Elizabeth Keckly

A Brief Biography

Lesson Plans on Elizabeth Keckly

Elizabeth Keckly* was a remarkable woman who was born into slavery in 1818 just south of the major market center of Petersburg, Virginia. She learned her craft—sewing—from her mother, who was an expert seamstress enslaved in the Burwell family. When Reverend Burwell, Keckly's master and half-brother (they shared a father) relocated to Hillsborough, North Carolina, in 1832, she soon followed. Six years later, Anna Burwell, Keckly's mistress, started a school for young girls in the family home, with an already over-worked Keckly charged as the sole servant. In the Burwell household, Keckly was subject to physical and sexual abuse. She gave birth to her only child, a son, as a result of being molested by a white acquaintance of the Burwells.

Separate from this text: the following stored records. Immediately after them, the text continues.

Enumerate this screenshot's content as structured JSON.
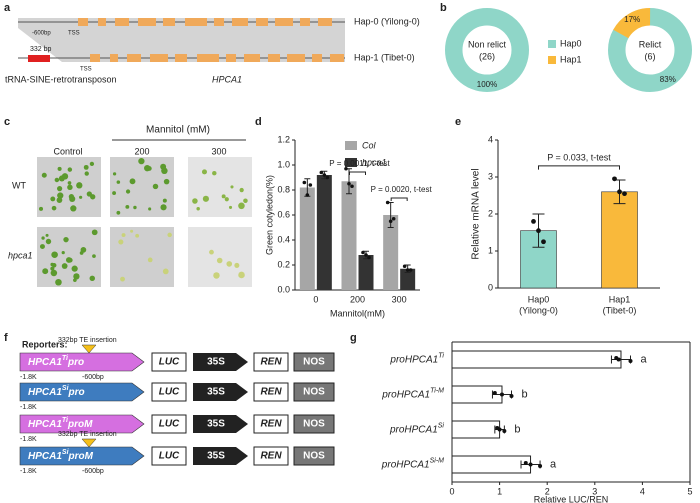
{
  "panel_labels": [
    "a",
    "b",
    "c",
    "d",
    "e",
    "f",
    "g"
  ],
  "gene_diagram": {
    "upstream": "-600bp",
    "tss_1": "TSS",
    "insertion": "332 bp",
    "tss_2": "TSS",
    "te": "tRNA-SINE-retrotransposon",
    "gene": "HPCA1",
    "haplotypes": [
      "Hap-0 (Yilong-0)",
      "Hap-1 (Tibet-0)"
    ]
  },
  "phenotype": {
    "control": "Control",
    "treatment": "Mannitol (mM)",
    "doses": [
      "200",
      "300"
    ],
    "genotypes": [
      "WT",
      "hpca1"
    ]
  },
  "reporters": {
    "title": "Reporters:",
    "insertion": "332bp TE insertion",
    "position": "-600bp",
    "start": "-1.8K",
    "parts": [
      "LUC",
      "35S",
      "REN",
      "NOS"
    ],
    "constructs": [
      {
        "gene": "HPCA1",
        "sup": "Ti",
        "suffix": "pro",
        "color": "#d56fe0",
        "te": true
      },
      {
        "gene": "HPCA1",
        "sup": "Si",
        "suffix": "pro",
        "color": "#3e7cbf",
        "te": false
      },
      {
        "gene": "HPCA1",
        "sup": "Ti",
        "suffix": "proM",
        "color": "#d56fe0",
        "te": false
      },
      {
        "gene": "HPCA1",
        "sup": "Si",
        "suffix": "proM",
        "color": "#3e7cbf",
        "te": true
      }
    ]
  },
  "chart_data": [
    {
      "type": "pie",
      "center_label": [
        "Non relict",
        "(26)"
      ],
      "categories": [
        "Hap0",
        "Hap1"
      ],
      "values": [
        100,
        0
      ],
      "value_labels": [
        "100%",
        null
      ],
      "colors": [
        "#8fd6c8",
        "#f9b93b"
      ]
    },
    {
      "type": "pie",
      "center_label": [
        "Relict",
        "(6)"
      ],
      "categories": [
        "Hap0",
        "Hap1"
      ],
      "values": [
        83,
        17
      ],
      "value_labels": [
        "83%",
        "17%"
      ],
      "colors": [
        "#8fd6c8",
        "#f9b93b"
      ]
    },
    {
      "type": "bar",
      "ylabel": "Green cotyledon(%)",
      "xlabel": "Mannitol(mM)",
      "categories": [
        "0",
        "200",
        "300"
      ],
      "series": [
        {
          "name": "Col",
          "color": "#a6a6a6",
          "values": [
            0.82,
            0.87,
            0.6
          ],
          "errors": [
            0.07,
            0.1,
            0.1
          ],
          "points": [
            [
              0.86,
              0.76,
              0.84
            ],
            [
              0.97,
              0.85,
              0.83
            ],
            [
              0.7,
              0.55,
              0.57
            ]
          ]
        },
        {
          "name": "hpca1",
          "color": "#333333",
          "values": [
            0.92,
            0.28,
            0.17
          ],
          "errors": [
            0.03,
            0.03,
            0.03
          ],
          "points": [
            [
              0.94,
              0.92,
              0.9
            ],
            [
              0.3,
              0.28,
              0.26
            ],
            [
              0.19,
              0.16,
              0.16
            ]
          ]
        }
      ],
      "annotations": [
        "P = 0.0011, t-test",
        "P = 0.0020, t-test"
      ],
      "ylim": [
        0,
        1.2
      ],
      "yticks": [
        {
          "value": 0,
          "label": "0.0"
        },
        0.2,
        0.4,
        0.6,
        0.8,
        {
          "value": 1,
          "label": "1.0"
        },
        1.2
      ]
    },
    {
      "type": "bar",
      "ylabel": "Relative mRNA level",
      "categories": [
        [
          "Hap0",
          "(Yilong-0)"
        ],
        [
          "Hap1",
          "(Tibet-0)"
        ]
      ],
      "values": [
        1.55,
        2.6
      ],
      "errors": [
        0.45,
        0.32
      ],
      "points": [
        [
          1.8,
          1.55,
          1.25
        ],
        [
          2.95,
          2.6,
          2.55
        ]
      ],
      "colors": [
        "#8fd6c8",
        "#f9b93b"
      ],
      "annotation": "P = 0.033, t-test",
      "ylim": [
        0,
        4
      ],
      "yticks": [
        0,
        1,
        2,
        3,
        4
      ]
    },
    {
      "type": "hbar",
      "xlabel": "Relative LUC/REN",
      "categories": [
        {
          "base": "proHPCA1",
          "sup": "Ti"
        },
        {
          "base": "proHPCA1",
          "sup": "Ti-M"
        },
        {
          "base": "proHPCA1",
          "sup": "Si"
        },
        {
          "base": "proHPCA1",
          "sup": "Si-M"
        }
      ],
      "values": [
        3.55,
        1.05,
        1.0,
        1.65
      ],
      "errors": [
        0.2,
        0.2,
        0.1,
        0.2
      ],
      "points": [
        [
          3.45,
          3.5,
          3.75
        ],
        [
          0.9,
          1.05,
          1.25
        ],
        [
          0.95,
          1.0,
          1.1
        ],
        [
          1.55,
          1.65,
          1.85
        ]
      ],
      "letters": [
        "a",
        "b",
        "b",
        "a"
      ],
      "xlim": [
        0,
        5
      ],
      "xticks": [
        0,
        1,
        2,
        3,
        4,
        5
      ]
    }
  ]
}
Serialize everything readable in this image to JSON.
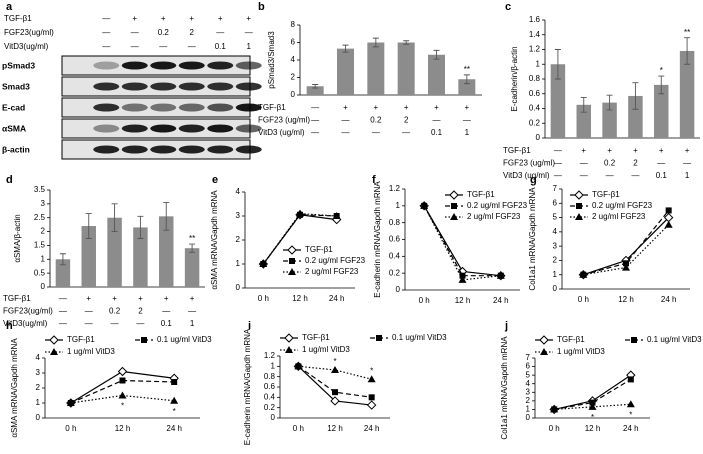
{
  "blot": {
    "panel": "a",
    "conditions": [
      {
        "label": "TGF-β1",
        "values": [
          "—",
          "+",
          "+",
          "+",
          "+",
          "+"
        ]
      },
      {
        "label": "FGF23(ug/ml)",
        "values": [
          "—",
          "—",
          "0.2",
          "2",
          "—",
          "—"
        ]
      },
      {
        "label": "VitD3(ug/ml)",
        "values": [
          "—",
          "—",
          "—",
          "—",
          "0.1",
          "1"
        ]
      }
    ],
    "bands": [
      "pSmad3",
      "Smad3",
      "E-cad",
      "αSMA",
      "β-actin"
    ]
  },
  "chart_data": [
    {
      "type": "bar",
      "panel": "b",
      "ylabel": "pSmad3/Smad3",
      "color": "#8c8c8c",
      "values": [
        1.0,
        5.3,
        6.0,
        6.0,
        4.6,
        1.8
      ],
      "errors": [
        0.2,
        0.4,
        0.5,
        0.2,
        0.5,
        0.5
      ],
      "annotations": [
        null,
        null,
        null,
        null,
        null,
        "**"
      ],
      "ylim": [
        0,
        8
      ],
      "yticks": [
        0,
        2,
        4,
        6,
        8
      ],
      "conditions": [
        {
          "label": "TGF-β1",
          "values": [
            "—",
            "+",
            "+",
            "+",
            "+",
            "+"
          ]
        },
        {
          "label": "FGF23 (ug/ml)",
          "values": [
            "—",
            "—",
            "0.2",
            "2",
            "—",
            "—"
          ]
        },
        {
          "label": "VitD3 (ug/ml)",
          "values": [
            "—",
            "—",
            "—",
            "—",
            "0.1",
            "1"
          ]
        }
      ]
    },
    {
      "type": "bar",
      "panel": "c",
      "ylabel": "E-cadherin/β-actin",
      "color": "#8c8c8c",
      "values": [
        1.0,
        0.45,
        0.48,
        0.57,
        0.72,
        1.18
      ],
      "errors": [
        0.2,
        0.1,
        0.1,
        0.18,
        0.12,
        0.18
      ],
      "annotations": [
        null,
        null,
        null,
        null,
        "*",
        "**"
      ],
      "ylim": [
        0,
        1.6
      ],
      "yticks": [
        0,
        0.2,
        0.4,
        0.6,
        0.8,
        1,
        1.2,
        1.4,
        1.6
      ],
      "conditions": [
        {
          "label": "TGF-β1",
          "values": [
            "—",
            "+",
            "+",
            "+",
            "+",
            "+"
          ]
        },
        {
          "label": "FGF23 (ug/ml)",
          "values": [
            "—",
            "—",
            "0.2",
            "2",
            "—",
            "—"
          ]
        },
        {
          "label": "VitD3 (ug/ml)",
          "values": [
            "—",
            "—",
            "—",
            "—",
            "0.1",
            "1"
          ]
        }
      ]
    },
    {
      "type": "bar",
      "panel": "d",
      "ylabel": "αSMA/β-actin",
      "color": "#8c8c8c",
      "values": [
        1.0,
        2.2,
        2.5,
        2.15,
        2.55,
        1.4
      ],
      "errors": [
        0.2,
        0.45,
        0.5,
        0.4,
        0.5,
        0.15
      ],
      "annotations": [
        null,
        null,
        null,
        null,
        null,
        "**"
      ],
      "ylim": [
        0,
        3.5
      ],
      "yticks": [
        0,
        0.5,
        1,
        1.5,
        2,
        2.5,
        3,
        3.5
      ],
      "conditions": [
        {
          "label": "TGF-β1",
          "values": [
            "—",
            "+",
            "+",
            "+",
            "+",
            "+"
          ]
        },
        {
          "label": "FGF23(ug/ml)",
          "values": [
            "—",
            "—",
            "0.2",
            "2",
            "—",
            "—"
          ]
        },
        {
          "label": "VitD3(ug/ml)",
          "values": [
            "—",
            "—",
            "—",
            "—",
            "0.1",
            "1"
          ]
        }
      ]
    },
    {
      "type": "line",
      "panel": "e",
      "ylabel": "αSMA mRNA/Gapdh mRNA",
      "categories": [
        "0 h",
        "12 h",
        "24 h"
      ],
      "ylim": [
        0,
        4
      ],
      "yticks": [
        0,
        1,
        2,
        3,
        4
      ],
      "legend": "lower right",
      "series": [
        {
          "name": "TGF-β1",
          "color": "#000000",
          "marker": "diamond",
          "dash": "solid",
          "values": [
            1,
            3.05,
            2.85
          ]
        },
        {
          "name": "0.2 ug/ml FGF23",
          "color": "#000000",
          "marker": "square",
          "dash": "dashed",
          "values": [
            1,
            3.05,
            3.0
          ]
        },
        {
          "name": "2 ug/ml FGF23",
          "color": "#000000",
          "marker": "triangle",
          "dash": "dotted",
          "values": [
            1,
            3.1,
            3.0
          ]
        }
      ]
    },
    {
      "type": "line",
      "panel": "f",
      "ylabel": "E-cadherin mRNA/Gapdh mRNA",
      "categories": [
        "0 h",
        "12 h",
        "24 h"
      ],
      "ylim": [
        0,
        1.2
      ],
      "yticks": [
        0,
        0.2,
        0.4,
        0.6,
        0.8,
        1,
        1.2
      ],
      "legend": "upper right",
      "series": [
        {
          "name": "TGF-β1",
          "color": "#000000",
          "marker": "diamond",
          "dash": "solid",
          "values": [
            1,
            0.22,
            0.17
          ]
        },
        {
          "name": "0.2 ug/ml FGF23",
          "color": "#000000",
          "marker": "square",
          "dash": "dashed",
          "values": [
            1,
            0.17,
            0.17
          ]
        },
        {
          "name": "2 ug/ml FGF23",
          "color": "#000000",
          "marker": "triangle",
          "dash": "dotted",
          "values": [
            1,
            0.12,
            0.17
          ]
        }
      ]
    },
    {
      "type": "line",
      "panel": "g",
      "ylabel": "Col1a1 mRNA/Gapdh mRNA",
      "categories": [
        "0 h",
        "12 h",
        "24 h"
      ],
      "ylim": [
        0,
        7
      ],
      "yticks": [
        0,
        1,
        2,
        3,
        4,
        5,
        6,
        7
      ],
      "legend": "upper left",
      "series": [
        {
          "name": "TGF-β1",
          "color": "#000000",
          "marker": "diamond",
          "dash": "solid",
          "values": [
            1,
            2.0,
            5.0
          ]
        },
        {
          "name": "0.2 ug/ml FGF23",
          "color": "#000000",
          "marker": "square",
          "dash": "dashed",
          "values": [
            1,
            1.8,
            5.5
          ]
        },
        {
          "name": "2 ug/ml FGF23",
          "color": "#000000",
          "marker": "triangle",
          "dash": "dotted",
          "values": [
            1,
            1.5,
            4.5
          ]
        }
      ]
    },
    {
      "type": "line",
      "panel": "h",
      "ylabel": "αSMA mRNA/Gapdh mRNA",
      "categories": [
        "0 h",
        "12 h",
        "24 h"
      ],
      "ylim": [
        0,
        4
      ],
      "yticks": [
        0,
        1,
        2,
        3,
        4
      ],
      "legend": "top",
      "series": [
        {
          "name": "TGF-β1",
          "color": "#000000",
          "marker": "diamond",
          "dash": "solid",
          "values": [
            1,
            3.1,
            2.65
          ]
        },
        {
          "name": "0.1 ug/ml VitD3",
          "color": "#000000",
          "marker": "square",
          "dash": "dashed",
          "values": [
            1,
            2.5,
            2.4
          ]
        },
        {
          "name": "1 ug/ml VitD3",
          "color": "#000000",
          "marker": "triangle",
          "dash": "dotted",
          "values": [
            1,
            1.5,
            1.15
          ],
          "annotations": [
            null,
            "*",
            "*"
          ]
        }
      ]
    },
    {
      "type": "line",
      "panel": "i",
      "ylabel": "E-cadherin mRNA/Gapdh mRNA",
      "categories": [
        "0 h",
        "12 h",
        "24 h"
      ],
      "ylim": [
        0,
        1.2
      ],
      "yticks": [
        0,
        0.2,
        0.4,
        0.6,
        0.8,
        1,
        1.2
      ],
      "legend": "top",
      "series": [
        {
          "name": "TGF-β1",
          "color": "#000000",
          "marker": "diamond",
          "dash": "solid",
          "values": [
            1,
            0.33,
            0.25
          ]
        },
        {
          "name": "0.1 ug/ml VitD3",
          "color": "#000000",
          "marker": "square",
          "dash": "dashed",
          "values": [
            1,
            0.5,
            0.4
          ]
        },
        {
          "name": "1 ug/ml VitD3",
          "color": "#000000",
          "marker": "triangle",
          "dash": "dotted",
          "values": [
            1,
            0.93,
            0.75
          ],
          "annotations": [
            null,
            "*",
            "*"
          ]
        }
      ]
    },
    {
      "type": "line",
      "panel": "j",
      "ylabel": "Col1a1 mRNA/Gapdh mRNA",
      "categories": [
        "0 h",
        "12 h",
        "24 h"
      ],
      "ylim": [
        0,
        7
      ],
      "yticks": [
        0,
        1,
        2,
        3,
        4,
        5,
        6,
        7
      ],
      "legend": "top",
      "series": [
        {
          "name": "TGF-β1",
          "color": "#000000",
          "marker": "diamond",
          "dash": "solid",
          "values": [
            1,
            2.0,
            5.0
          ]
        },
        {
          "name": "0.1 ug/ml VitD3",
          "color": "#000000",
          "marker": "square",
          "dash": "dashed",
          "values": [
            1,
            1.8,
            4.5
          ]
        },
        {
          "name": "1 ug/ml VitD3",
          "color": "#000000",
          "marker": "triangle",
          "dash": "dotted",
          "values": [
            1,
            1.3,
            1.6
          ],
          "annotations": [
            null,
            "*",
            "*"
          ]
        }
      ]
    }
  ]
}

After thirty years of enslavement in the Burwell family, Keckly procured enough saved income from portions of "self-hired" earnings and loans from her white female customers to buy herself and her son out of slavery. Later, Keckly moved to Washington, DC and became the sole proprietor of one of the most exclusive dressmaking shops in the city, where she employed other seamstresses. She drew her female clients from the capitol's elite, and ultimately the executive office, becoming the personal seamstress and confidante of the first lady, Mary Todd Lincoln. Much of Keckly's enduring fame results from her relationship with the first lady, which is documented in Behind the Scenes, or Thirty Years a Slave and Four Years in the White House, the first tell-all expose of the private life of a president and his family. Keckly's memoir recounts her experiences as a talented and enterprising artisan and her ultimate achievement of political and economic independence.

In addition to providing a rich portrait of a black woman who operated a successful business in slavery and freedom, Keckly's life also provides a rare opportunity to examine the significance of the needle arts. From the colonial era through the mid-nineteenth century, when the needle arts became more mechanized and standardized, skilled dressmaking continued to be a very specialized, prestigious, and competitive activity for both white and black women. Indeed because women's clothing required a large amount of fabric and was so complex to construct, the mechanization of women's garment construction came much later than for men's clothing.

Keckly's success was part business savvy, part technical skills, and part fashion design talent fueled by a driving ambition. She had an exceptional ability to combine the latest European patterns with her own styles in catering to the tastes of her clients. This blending of Old World traditions with indigenous styles and the artist’s personal aesthetics helps define American culture as a whole.

*Elizabeth Keckly's last name is often spelled "Keckley." We are honoring Keckly's own spelling of her last name, which lacked the extra "e." Although we encourage the use of "Keckly," some of the materials that you will reference for lesson plans on the Crafting Freedom website will present the name with the extra "e."